People v. McGann

OPINION OF THE COURT

Per Curiam.

Judgment of conviction, rendered January 22, 2009, reversed, on the law, accusatory instrument dismissed and fine, if paid, remitted.

Evidence at trial showed that, in the early morning hours of March 7, 2008, defendant was observed lying “outstretched” on a flat piece of cardboard covered by a blanket and sheets, and that defendant had in his possession a backpack that he used as a makeshift pillow. Based upon this conduct, defendant was arrested and convicted of violating section 16-122 of the Administrative Code of the City of New York, headed “Vehicles and other movable property,” subdivision (b) of which makes it unlawful

“for any person, such person’s agent or employee to leave, or to suffer or permit to be left, any box, barrel, bale of merchandise or other movable property whether or not owned by such person, upon any marginal or public street or any public place, or to erect or cause to be erected thereon any shed, building or other obstruction.”

Even when viewed in the light most favorable to the People, the evidence was legally insufficient to sustain the verdict. We note initially that the People expressly disavow reliance on the first of the prohibitions set forth in section 16-122 (b), i.e., “leav[ing], or . . . permitting] to be left, any box [etc.],” and instead seek to impose criminal liability solely under the second prohibitory clause of the ordinance, forbidding a person to “erect [in any public place] . . . any shed, building or other obstruction.” However, the People’s proof failed to establish that defendant, in lying atop a flat piece of cardboard and covering himself with a blanket and sheets, erected an obstruction within the “plain, natural meaning” (People v Ditta, 52 NY2d 657, 660 [1981]) of the highlighted term, viz., to have “put up [as a building or machine] by the fitting together of materials or parts” or to have “fix[ed] in an upright position” (Webster’s Third New International Dictionary 770 [2002]).

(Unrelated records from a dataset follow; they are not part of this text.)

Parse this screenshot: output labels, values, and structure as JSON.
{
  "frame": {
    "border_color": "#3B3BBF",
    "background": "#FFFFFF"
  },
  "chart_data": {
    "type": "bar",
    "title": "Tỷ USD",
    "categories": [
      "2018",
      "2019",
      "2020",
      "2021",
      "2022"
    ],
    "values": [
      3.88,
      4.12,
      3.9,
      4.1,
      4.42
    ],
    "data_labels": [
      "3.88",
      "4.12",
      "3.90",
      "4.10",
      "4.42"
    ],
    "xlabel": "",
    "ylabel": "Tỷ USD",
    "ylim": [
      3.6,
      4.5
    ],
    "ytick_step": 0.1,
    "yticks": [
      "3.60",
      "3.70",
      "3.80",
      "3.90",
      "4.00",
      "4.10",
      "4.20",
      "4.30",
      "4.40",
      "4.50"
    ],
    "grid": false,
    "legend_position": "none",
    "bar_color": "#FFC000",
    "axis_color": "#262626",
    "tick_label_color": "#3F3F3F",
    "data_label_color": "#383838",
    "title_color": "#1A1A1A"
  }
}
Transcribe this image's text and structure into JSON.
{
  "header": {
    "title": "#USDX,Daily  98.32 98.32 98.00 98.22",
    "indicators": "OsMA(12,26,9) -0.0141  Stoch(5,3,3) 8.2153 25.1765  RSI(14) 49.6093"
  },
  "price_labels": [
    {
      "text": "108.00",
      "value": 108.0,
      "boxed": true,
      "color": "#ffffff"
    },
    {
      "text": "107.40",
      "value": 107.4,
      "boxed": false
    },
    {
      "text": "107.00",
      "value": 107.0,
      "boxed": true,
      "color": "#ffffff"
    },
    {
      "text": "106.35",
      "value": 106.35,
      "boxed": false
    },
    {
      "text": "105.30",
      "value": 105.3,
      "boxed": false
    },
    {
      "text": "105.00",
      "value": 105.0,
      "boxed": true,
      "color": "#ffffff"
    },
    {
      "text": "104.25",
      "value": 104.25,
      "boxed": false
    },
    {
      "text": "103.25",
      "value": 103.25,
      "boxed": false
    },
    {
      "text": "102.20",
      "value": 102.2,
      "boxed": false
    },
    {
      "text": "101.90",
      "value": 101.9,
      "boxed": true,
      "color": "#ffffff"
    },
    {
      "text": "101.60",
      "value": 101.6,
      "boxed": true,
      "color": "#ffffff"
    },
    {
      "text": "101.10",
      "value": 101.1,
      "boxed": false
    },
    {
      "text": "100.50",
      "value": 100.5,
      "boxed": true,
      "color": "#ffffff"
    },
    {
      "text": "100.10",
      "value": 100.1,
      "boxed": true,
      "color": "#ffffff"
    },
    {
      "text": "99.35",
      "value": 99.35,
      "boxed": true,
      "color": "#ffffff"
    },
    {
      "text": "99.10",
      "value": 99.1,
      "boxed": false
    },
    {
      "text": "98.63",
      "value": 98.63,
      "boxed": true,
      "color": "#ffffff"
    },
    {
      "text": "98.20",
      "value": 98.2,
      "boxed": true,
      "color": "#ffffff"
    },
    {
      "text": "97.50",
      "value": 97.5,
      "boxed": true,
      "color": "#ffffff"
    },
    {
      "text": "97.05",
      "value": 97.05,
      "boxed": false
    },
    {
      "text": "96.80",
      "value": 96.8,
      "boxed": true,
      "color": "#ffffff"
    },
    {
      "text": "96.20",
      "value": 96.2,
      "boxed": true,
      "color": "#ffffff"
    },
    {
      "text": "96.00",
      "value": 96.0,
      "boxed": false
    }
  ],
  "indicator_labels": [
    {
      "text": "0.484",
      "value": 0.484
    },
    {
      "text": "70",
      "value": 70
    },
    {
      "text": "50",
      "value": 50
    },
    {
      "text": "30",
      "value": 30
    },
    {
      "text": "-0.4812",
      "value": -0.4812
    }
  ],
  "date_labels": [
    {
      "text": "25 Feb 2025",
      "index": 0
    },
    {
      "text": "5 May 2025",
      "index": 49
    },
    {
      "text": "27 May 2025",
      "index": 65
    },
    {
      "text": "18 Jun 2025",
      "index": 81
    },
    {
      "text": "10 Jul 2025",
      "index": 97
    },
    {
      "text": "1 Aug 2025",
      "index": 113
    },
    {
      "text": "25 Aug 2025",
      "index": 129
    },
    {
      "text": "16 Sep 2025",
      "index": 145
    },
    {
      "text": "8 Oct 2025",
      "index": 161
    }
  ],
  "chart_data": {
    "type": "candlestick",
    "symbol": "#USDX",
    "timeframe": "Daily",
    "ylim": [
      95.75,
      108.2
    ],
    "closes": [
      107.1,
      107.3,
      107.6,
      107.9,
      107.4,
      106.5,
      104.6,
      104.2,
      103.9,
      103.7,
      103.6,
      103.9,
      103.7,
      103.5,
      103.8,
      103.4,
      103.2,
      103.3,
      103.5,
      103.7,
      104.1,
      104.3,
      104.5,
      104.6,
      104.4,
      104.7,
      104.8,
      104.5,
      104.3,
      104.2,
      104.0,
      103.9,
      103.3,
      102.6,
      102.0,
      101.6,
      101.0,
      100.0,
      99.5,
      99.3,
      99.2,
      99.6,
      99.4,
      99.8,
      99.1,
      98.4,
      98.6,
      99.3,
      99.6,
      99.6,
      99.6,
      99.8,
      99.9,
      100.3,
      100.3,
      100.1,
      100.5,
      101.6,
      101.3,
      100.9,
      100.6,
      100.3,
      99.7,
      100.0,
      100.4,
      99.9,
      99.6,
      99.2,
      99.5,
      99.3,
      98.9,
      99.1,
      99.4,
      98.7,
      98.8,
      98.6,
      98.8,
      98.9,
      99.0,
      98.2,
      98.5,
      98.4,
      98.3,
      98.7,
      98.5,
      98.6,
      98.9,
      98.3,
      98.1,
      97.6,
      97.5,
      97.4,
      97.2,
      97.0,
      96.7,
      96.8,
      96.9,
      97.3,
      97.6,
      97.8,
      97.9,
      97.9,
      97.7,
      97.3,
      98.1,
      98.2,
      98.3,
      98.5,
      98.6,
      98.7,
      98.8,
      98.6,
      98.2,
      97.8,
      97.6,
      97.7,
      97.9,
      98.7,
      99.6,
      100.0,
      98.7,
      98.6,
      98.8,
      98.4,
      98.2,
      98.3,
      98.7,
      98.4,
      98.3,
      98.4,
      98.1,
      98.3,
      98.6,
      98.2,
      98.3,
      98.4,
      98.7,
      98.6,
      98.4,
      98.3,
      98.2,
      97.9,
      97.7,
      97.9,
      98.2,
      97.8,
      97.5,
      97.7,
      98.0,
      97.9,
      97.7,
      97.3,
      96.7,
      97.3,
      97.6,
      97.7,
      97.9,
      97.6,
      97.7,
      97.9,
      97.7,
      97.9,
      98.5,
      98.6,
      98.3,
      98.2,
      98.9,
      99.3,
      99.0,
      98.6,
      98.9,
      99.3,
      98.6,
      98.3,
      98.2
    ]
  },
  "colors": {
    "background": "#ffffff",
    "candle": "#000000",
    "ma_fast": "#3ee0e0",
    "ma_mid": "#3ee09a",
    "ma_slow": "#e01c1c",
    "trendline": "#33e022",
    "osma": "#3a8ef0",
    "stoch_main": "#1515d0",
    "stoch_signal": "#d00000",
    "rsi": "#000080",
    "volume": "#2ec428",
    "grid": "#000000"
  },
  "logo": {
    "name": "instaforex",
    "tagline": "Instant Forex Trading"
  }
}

Manifestly, *19nothing was put up, fitted together or fixed upright in connection with the defendant’s impromptu bedding, and we may not, under the guise of judicial interpretation, read out of existence the legislatively chosen term “erect” to dispense with such proof.

Nor was it shown that the cardboard-based “bedding” said to have been erected by defendant was the type of “obstruction” proscribed by the ordinance (cf. Betancourt v Bloomberg, 448 F3d 547, 553 [2d Cir 2006] [a 42 USC § 1983 civil rights action arising from the plaintiff’s arrest under Administrative Code § 16-122 (b) for “constructing]” an “agglomeration of boxes” into a tube or “structure that was sufficiently large for a man to crawl into”]).* Under the maxim of ejusdem generis, we must construe the ordinance’s catch-all phrase “other obstruction” in light of the specific items — sheds and buildings — that the ordinance expressly prohibits from being erected in the City’s public places. We are not prepared to equate defendant’s loosely formed bedding, whose foundation consisted of a single, flat piece of cardboard, with such structural obstructions as sheds or buildings, or, for that matter, the multi-box tube assembled by the plaintiff in Betancourt and found by the majority of the Second Circuit panel in that case to constitute a structure. Nor does it avail the People to argue on appeal that defendant’s “bed” consisted of “at least two” pieces of cardboard. Not only does the People’s characterization of the evidence in this regard lack firm record support, but they are bound by the allegations set forth in the accusatory instrument and the representations made in the trial assistant’s opening and summation statements, all indicating that but a single piece of cardboard was involved. In any event, under no reasonable analysis can the mere stacking of several flat, loose pieces of cardboard be held sufficient to trigger criminal liability under Administrative Code § 16-122 (b).

Contrary to the People’s apparent contention, the mere presence of defendant’s recumbent body on top of “a collection of inanimate objects” cannot be said to have created — or, more accurately, to have erected — an obstruction within the meaning of the ordinance. Adoption of such an expansive theory would lead to absurd results, potentially criminalizing any number of innocuous activities, with sunbathing on a blanket in a City park *20most readily coming to mind. We decline to construe the ordinance so broadly, and this regardless of the propriety of what the arresting police officer described as the City’s initiative to “assist homeless [persons] with shelter.”

Under parallel reasoning, the underlying information — which merely alleged that defendant was “lying outstretched on top of a cardboard on a public sidewalk . . . blocking] the flow of pedestrian traffic” — failed to set forth a prima facie case that defendant violated Administrative Code § 16-122 (b).

In light of our determination, we need not address defendant’s constitutional arguments.

Shulman, J.E, Schoenfeld and Torres, JJ., concur.

It bears mention that no prosecution ensued following the arrest of the plaintiff in Betancourt, based upon the District Attorney’s determination therein that the case “lack[ed] prosecutorial merit.”